Menurut Ginting, dengan skema formasi Anies berpasangan dengan Muhaimin, maka otomatis PKB akan keluar dari poros pendukung Prabowo Subianto. Di sisi lain, akan terjadi gejolak politik yang besar di Koalisi Perubahan dan Persatuan.

“Bagaimana nasib Partai Demokrat dan Partai Keadilan dan Sejahtera (PKS)? Apakah akan tetap berada dalam koalisi mendukung Anies Baswedan atau berpindah haluan? Kita tunggu saja bagaimana keputusan majelis tinggi Demokrat dan majelis syuro PKS,” ujar dosen Fakultas Ilmu Sosial dan Ilmu Politik (FISIP) Unas itu.

Posisi Lemah

Dikemukakan, pertarungan politik di dalam Koalisi Perubahan memang cukup keras, terutama antara NasDem dengan Demokrat. Nasdem sejak awal lebih menginginkan bakal cawapres Anies berasal dari kubu Nadhdliyin. Di sisi lain, Demokrat menginginkan Ketua Umumnya Agus Harimurti Yudhoyono (AHY) sebagai bakal cawapresnya.

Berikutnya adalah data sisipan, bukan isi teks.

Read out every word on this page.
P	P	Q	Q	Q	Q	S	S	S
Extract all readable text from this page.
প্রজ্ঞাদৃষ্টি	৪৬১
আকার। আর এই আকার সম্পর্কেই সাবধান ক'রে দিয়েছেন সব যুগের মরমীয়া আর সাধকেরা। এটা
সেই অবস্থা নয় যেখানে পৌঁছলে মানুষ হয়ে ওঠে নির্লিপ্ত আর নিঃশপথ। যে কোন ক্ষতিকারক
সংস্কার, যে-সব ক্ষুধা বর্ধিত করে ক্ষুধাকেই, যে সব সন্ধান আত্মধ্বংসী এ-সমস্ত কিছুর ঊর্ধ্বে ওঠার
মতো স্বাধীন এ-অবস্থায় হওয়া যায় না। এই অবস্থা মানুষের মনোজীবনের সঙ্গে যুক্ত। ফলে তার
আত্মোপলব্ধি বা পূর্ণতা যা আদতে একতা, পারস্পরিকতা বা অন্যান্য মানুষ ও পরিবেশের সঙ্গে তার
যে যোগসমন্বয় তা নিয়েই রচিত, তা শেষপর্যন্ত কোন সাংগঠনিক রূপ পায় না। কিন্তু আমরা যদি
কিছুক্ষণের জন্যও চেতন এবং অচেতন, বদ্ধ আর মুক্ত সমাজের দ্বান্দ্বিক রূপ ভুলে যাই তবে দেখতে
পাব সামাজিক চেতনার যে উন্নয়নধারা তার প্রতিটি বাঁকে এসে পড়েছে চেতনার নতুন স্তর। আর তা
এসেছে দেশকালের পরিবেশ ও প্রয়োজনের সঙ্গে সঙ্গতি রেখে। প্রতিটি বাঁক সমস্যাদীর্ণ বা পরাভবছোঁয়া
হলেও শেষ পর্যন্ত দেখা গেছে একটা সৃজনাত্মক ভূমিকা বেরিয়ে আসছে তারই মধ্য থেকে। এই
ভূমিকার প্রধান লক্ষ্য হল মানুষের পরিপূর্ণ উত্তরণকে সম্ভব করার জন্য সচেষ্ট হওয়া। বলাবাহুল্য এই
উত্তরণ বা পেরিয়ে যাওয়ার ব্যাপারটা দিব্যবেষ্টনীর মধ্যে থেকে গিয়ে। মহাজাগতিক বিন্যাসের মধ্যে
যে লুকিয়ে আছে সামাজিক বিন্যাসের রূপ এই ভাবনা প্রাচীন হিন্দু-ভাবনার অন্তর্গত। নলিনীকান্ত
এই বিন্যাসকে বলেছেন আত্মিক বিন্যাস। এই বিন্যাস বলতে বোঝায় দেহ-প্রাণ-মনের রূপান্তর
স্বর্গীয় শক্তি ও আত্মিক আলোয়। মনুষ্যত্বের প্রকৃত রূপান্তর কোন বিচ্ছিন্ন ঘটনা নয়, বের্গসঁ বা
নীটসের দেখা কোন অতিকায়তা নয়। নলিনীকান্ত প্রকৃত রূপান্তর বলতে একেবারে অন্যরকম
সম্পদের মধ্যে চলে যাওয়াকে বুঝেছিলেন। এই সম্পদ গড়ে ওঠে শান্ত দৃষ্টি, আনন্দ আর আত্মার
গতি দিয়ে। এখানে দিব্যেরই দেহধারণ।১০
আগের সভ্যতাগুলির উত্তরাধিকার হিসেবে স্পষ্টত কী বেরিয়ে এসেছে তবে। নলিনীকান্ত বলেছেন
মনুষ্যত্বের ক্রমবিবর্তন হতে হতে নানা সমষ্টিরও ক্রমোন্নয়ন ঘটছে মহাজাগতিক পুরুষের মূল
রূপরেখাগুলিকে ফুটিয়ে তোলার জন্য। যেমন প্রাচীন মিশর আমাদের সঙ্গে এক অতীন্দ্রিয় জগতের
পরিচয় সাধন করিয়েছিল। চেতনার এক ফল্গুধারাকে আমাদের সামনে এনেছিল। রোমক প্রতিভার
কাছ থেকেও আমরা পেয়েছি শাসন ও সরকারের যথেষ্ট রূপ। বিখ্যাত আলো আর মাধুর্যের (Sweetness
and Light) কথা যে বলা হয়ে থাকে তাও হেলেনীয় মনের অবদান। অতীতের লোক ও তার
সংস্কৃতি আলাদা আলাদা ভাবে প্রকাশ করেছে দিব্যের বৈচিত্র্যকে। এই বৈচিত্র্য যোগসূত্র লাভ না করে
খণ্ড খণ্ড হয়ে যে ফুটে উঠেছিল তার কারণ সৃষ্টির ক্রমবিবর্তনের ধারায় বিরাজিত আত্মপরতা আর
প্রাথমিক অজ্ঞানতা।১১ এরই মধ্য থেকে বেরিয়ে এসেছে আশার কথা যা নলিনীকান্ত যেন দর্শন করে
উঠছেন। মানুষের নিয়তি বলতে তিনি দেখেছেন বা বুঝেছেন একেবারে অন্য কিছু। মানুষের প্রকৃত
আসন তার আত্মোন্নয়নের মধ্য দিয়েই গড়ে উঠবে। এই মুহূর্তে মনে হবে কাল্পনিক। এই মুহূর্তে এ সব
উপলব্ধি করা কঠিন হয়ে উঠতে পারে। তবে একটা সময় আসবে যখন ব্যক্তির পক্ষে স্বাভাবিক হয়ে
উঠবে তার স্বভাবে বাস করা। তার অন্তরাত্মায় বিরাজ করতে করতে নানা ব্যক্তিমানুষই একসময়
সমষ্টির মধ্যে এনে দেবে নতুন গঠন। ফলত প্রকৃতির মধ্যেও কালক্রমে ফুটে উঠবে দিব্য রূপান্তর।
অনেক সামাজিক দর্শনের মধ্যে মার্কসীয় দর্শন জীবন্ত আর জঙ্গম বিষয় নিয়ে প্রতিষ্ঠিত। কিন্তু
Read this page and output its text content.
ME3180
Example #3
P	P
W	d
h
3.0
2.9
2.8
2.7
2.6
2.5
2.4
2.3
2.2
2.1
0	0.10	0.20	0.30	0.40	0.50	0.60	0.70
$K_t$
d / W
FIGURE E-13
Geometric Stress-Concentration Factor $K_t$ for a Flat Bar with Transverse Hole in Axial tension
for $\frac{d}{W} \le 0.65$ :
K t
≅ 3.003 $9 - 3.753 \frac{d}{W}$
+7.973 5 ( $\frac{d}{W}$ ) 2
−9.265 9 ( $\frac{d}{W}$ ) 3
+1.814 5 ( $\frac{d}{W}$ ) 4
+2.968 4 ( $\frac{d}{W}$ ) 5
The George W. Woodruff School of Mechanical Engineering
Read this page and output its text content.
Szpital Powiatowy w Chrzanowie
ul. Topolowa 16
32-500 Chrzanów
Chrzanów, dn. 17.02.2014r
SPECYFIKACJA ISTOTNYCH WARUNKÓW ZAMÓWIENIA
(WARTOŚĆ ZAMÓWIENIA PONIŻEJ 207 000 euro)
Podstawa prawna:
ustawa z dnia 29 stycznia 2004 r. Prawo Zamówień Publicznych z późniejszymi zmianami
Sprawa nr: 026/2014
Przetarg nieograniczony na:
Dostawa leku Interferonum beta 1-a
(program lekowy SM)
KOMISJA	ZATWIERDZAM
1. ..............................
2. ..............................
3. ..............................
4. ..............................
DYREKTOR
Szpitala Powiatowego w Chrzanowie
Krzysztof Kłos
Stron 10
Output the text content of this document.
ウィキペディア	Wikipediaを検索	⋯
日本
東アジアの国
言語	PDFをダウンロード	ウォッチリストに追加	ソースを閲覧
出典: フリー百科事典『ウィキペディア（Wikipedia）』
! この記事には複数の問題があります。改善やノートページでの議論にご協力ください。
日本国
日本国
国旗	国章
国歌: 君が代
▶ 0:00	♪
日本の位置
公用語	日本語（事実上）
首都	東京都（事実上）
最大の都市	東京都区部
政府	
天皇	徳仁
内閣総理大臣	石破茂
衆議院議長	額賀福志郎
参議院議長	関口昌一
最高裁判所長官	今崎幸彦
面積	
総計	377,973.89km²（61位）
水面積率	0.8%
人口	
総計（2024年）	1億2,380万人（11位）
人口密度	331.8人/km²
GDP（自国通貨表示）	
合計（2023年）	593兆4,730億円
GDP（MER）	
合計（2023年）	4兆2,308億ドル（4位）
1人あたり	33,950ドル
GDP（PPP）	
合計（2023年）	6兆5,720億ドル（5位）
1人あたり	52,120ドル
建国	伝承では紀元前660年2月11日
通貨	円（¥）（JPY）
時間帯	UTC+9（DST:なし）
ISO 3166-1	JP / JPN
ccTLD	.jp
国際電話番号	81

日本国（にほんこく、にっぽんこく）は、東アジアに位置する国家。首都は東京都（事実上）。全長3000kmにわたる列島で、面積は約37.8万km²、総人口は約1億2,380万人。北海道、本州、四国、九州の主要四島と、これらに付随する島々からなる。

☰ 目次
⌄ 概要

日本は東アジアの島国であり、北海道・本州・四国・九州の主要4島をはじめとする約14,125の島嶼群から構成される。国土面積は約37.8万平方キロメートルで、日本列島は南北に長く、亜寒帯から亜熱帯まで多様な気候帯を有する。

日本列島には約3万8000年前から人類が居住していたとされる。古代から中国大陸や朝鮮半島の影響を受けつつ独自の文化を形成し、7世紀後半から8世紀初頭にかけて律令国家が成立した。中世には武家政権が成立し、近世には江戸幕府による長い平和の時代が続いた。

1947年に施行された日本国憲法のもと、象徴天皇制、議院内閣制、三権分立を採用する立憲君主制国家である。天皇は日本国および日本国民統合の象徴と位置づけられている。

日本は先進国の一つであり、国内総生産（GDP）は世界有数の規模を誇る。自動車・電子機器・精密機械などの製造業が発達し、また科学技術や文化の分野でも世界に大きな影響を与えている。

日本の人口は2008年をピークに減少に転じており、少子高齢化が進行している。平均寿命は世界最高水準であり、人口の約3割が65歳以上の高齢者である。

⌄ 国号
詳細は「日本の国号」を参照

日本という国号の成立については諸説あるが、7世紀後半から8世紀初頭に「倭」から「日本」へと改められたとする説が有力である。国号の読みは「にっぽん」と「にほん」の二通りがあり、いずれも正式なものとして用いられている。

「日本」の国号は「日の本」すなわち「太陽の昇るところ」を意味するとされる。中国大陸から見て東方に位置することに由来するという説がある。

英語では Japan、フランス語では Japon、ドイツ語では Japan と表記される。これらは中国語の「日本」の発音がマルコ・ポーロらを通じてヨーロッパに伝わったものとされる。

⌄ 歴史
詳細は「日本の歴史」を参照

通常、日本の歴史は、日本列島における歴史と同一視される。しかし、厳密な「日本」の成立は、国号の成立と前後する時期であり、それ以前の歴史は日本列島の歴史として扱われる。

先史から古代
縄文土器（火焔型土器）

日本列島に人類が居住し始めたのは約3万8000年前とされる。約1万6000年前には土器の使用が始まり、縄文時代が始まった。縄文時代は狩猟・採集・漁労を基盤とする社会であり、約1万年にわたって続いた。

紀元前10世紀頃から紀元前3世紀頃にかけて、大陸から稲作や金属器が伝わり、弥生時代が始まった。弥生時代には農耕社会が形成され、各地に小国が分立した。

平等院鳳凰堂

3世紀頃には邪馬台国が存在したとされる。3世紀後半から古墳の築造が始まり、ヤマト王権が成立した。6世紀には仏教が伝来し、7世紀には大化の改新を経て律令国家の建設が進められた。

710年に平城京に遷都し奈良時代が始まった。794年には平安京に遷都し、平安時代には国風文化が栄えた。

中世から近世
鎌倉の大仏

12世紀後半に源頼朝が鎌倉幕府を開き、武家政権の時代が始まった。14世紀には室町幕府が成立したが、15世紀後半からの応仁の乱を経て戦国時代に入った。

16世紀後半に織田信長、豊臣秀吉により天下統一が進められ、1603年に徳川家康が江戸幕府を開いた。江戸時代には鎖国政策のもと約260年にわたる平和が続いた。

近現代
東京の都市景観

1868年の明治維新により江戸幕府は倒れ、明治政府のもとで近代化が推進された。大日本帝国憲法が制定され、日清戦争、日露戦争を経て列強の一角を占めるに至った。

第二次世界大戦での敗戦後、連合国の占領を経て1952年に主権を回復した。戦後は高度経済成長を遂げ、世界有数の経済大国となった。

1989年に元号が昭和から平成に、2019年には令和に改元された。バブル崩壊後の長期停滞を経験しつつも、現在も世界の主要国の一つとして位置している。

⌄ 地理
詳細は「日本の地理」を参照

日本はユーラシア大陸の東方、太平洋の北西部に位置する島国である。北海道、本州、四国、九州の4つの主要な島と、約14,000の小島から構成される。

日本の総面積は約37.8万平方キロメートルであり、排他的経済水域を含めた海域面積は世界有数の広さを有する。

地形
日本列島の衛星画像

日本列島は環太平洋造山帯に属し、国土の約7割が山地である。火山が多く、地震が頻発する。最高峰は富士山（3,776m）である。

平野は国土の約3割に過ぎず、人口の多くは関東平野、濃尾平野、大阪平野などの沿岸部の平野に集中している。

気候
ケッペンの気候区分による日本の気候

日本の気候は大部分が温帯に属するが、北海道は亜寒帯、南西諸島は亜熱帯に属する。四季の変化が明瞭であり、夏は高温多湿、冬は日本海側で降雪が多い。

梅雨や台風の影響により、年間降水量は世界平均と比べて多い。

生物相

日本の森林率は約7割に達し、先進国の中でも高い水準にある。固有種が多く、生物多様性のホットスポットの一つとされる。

“Sejak awal Anies memang disokong dan dideklarasikan Nasdem. Setelah itu Demokrat dan PKS ikut mendukung dan mendeklarasikan Anies sebagai bakal capres. Karena itulah Demokrat berharap posisi bakal cawapres adalah AHY. Sementara PKS sudah bersedia untuk tidak menempatkan kadernya sebagai bakal cawapres,” ungkap Ginting.

Menurutnya, jika Demokrat maupun PKS tidak setuju dengan keputusan sepihak Nasdem, kedua partai politik itu dalam posisi tawar yang lemah. Demokrat dan PKS tidak cukup untuk bisa berkoalisi mengusung capres dan cawapres. Mereka harus bergabung dengan koalisi yang ada, mendukung Poros Anies, Poros Ganjar atau Poros Prabowo.

“Dengan telah diumumkannya pasangan Anies dan Muhaimin, maka inilah pasangan pertama yang bisa maju dalam pilpres,” kata Ginting.

Koalisi Nasdem dan PKB sudah mencukupi syarat minimal Presidential Threshold 20 persen.

Dikemukakan, sejak awal PKB berpotensi keluar dari poros pendukung Prabowo Subianto dan masuk ke poros pendukung bakal capres Anies Baswedan.

“PKB sudah merasa tidak nyaman, karena merasa tidak akan diberikan posisi sebagai bakal calon wakil presiden (cawapres) mendampingi bakal calon presiden (capres) Prabowo,” kata Ginting.

Bahkan, kata Ginting, Muhaimin sudah pada fase frustrasi politik. Muhaimin merasa sudah tidak bisa lagi melakukan penetrasi politiknya di poros Prabowo. Terutama setelah Prabowo mengganti nama poros dari Koalisi Kebangkitan Indonesia Raya (KKIR) menjadi Koalisi Indonesia Maju (KIM). Hal ini setelah masuknya Partai Amanat Nasional (PAN) dan Partai Golongan Karya (Golkar) masuk dalam poros Prabowo.

“Imin tampaknya sudah frustrasi berat, sebab PKB dan Gerindra yang sejak awal membangun poros KKIR. Jawaban frustrasi itu kemungkinan besar, PKB akan hengkang dari poros pendukung Prabowo dan bergabung ke poros Anies Baswedan,” ungkap Ginting.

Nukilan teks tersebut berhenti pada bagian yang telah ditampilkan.